Her an bilmediğimiz nice sayısız âlemleri götürüp başka nice yeni âlemleri getirir. Bir anda yazı kışa, kışı yaza çevirir. Gündüzü geceye, geceyi gündüze kalp eder. İrade ettiği şeyleri yokluktan varlığa çıkarır, varı da yok eder.
Yüce Allah, insanın bir gonca gibi açan gençliğini gülü soldurduğu gibi soldurur, vücutları ademe kalp eder. Bugün güldürür, yarın ağlatır. Servet verdiği kimselerden servetini elinden alır, kuvvetli iken aciz, güçlü iken zayıf, sıhhatli iken hasta eder. Bugün azametli, şerefli ve zengin olanları, yarın başkalarına muhtaç edebilir. Çünkü mülk O’nun, tasarruf hakkı O’nundur.
Evet, dert de deva da Cenab-ı Hak’tandır. Şafi isminin tecelli etmesi için de insanlar çeşitli hastalıklara duçar olmaktadır.

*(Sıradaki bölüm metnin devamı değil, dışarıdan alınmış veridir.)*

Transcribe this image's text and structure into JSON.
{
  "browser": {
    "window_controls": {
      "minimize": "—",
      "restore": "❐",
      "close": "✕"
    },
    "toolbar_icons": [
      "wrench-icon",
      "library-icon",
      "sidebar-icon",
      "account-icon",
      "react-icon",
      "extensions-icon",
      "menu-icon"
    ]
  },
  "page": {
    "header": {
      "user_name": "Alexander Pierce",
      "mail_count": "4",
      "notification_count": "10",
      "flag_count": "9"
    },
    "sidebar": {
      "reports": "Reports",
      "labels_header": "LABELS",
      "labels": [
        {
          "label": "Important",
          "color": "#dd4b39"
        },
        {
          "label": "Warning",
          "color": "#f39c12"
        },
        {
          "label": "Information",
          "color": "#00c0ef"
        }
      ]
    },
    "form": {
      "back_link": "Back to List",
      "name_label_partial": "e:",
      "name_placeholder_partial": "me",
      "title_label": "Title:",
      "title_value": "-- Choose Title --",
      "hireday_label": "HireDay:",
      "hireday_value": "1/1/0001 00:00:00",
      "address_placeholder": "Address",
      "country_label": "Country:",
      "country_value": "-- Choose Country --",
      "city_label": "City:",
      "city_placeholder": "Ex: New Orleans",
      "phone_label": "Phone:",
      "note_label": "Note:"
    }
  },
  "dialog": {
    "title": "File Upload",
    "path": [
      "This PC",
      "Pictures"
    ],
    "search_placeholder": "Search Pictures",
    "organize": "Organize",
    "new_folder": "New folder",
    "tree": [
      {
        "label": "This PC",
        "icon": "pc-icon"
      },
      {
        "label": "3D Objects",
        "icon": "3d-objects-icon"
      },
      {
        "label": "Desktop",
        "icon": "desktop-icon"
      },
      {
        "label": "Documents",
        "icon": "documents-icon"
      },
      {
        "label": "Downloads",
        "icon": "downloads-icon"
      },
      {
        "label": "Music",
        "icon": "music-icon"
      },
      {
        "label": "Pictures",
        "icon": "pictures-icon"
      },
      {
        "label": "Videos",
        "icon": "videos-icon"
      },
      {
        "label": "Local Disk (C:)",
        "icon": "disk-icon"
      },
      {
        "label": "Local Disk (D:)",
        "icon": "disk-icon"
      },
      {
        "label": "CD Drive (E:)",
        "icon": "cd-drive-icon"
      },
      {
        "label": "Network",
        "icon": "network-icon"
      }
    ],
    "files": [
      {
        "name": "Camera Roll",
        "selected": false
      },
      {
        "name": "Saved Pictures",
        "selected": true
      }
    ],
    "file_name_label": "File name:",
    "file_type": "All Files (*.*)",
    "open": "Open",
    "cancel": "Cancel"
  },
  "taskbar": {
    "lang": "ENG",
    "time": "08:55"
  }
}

“Cenab-ı Hak, insana giydirdiği vücud libasını sanatına mazhar ediyor. İnsanı bir model yapmış, o vücud libasını o model üstünde keser, biçer, tebdil eder, tağyir eder; muhtelif esmasının cilvesini gösterir. Şafi ismi hastalığı istediği gibi, Rezzak ismi de açlığı iktiza ediyor.”
İnsan hastalıklarla acizliği anlar, Cenab-ı Hakk’a daha ziyade dua ve ilticada bulunur. Zira,
“Hayat musibetlerle, hastalıklarla tasaffi eder, kemal bulur, kuvvet bulur, terakki eder, netice verir, tekemmül eder; vazife-i hayatiyeyi yapar. Yeknesak istirahat döşeğindeki hayat, hayr-ı mahz olan vücuddan ziyade, şerr-i mahz olan ademe yakındır ve ona gider.”
“Derman arardım derdime,
Derdim bana derman imiş.”
Hastalıklar birer mirkat-ı manevîdirler; suretçe haşin görünse de, insanı kemâlâta îsal eden bir refik-i muhib gibidir. Siretçe lâtif ve nazenin birer tabip gibidirler.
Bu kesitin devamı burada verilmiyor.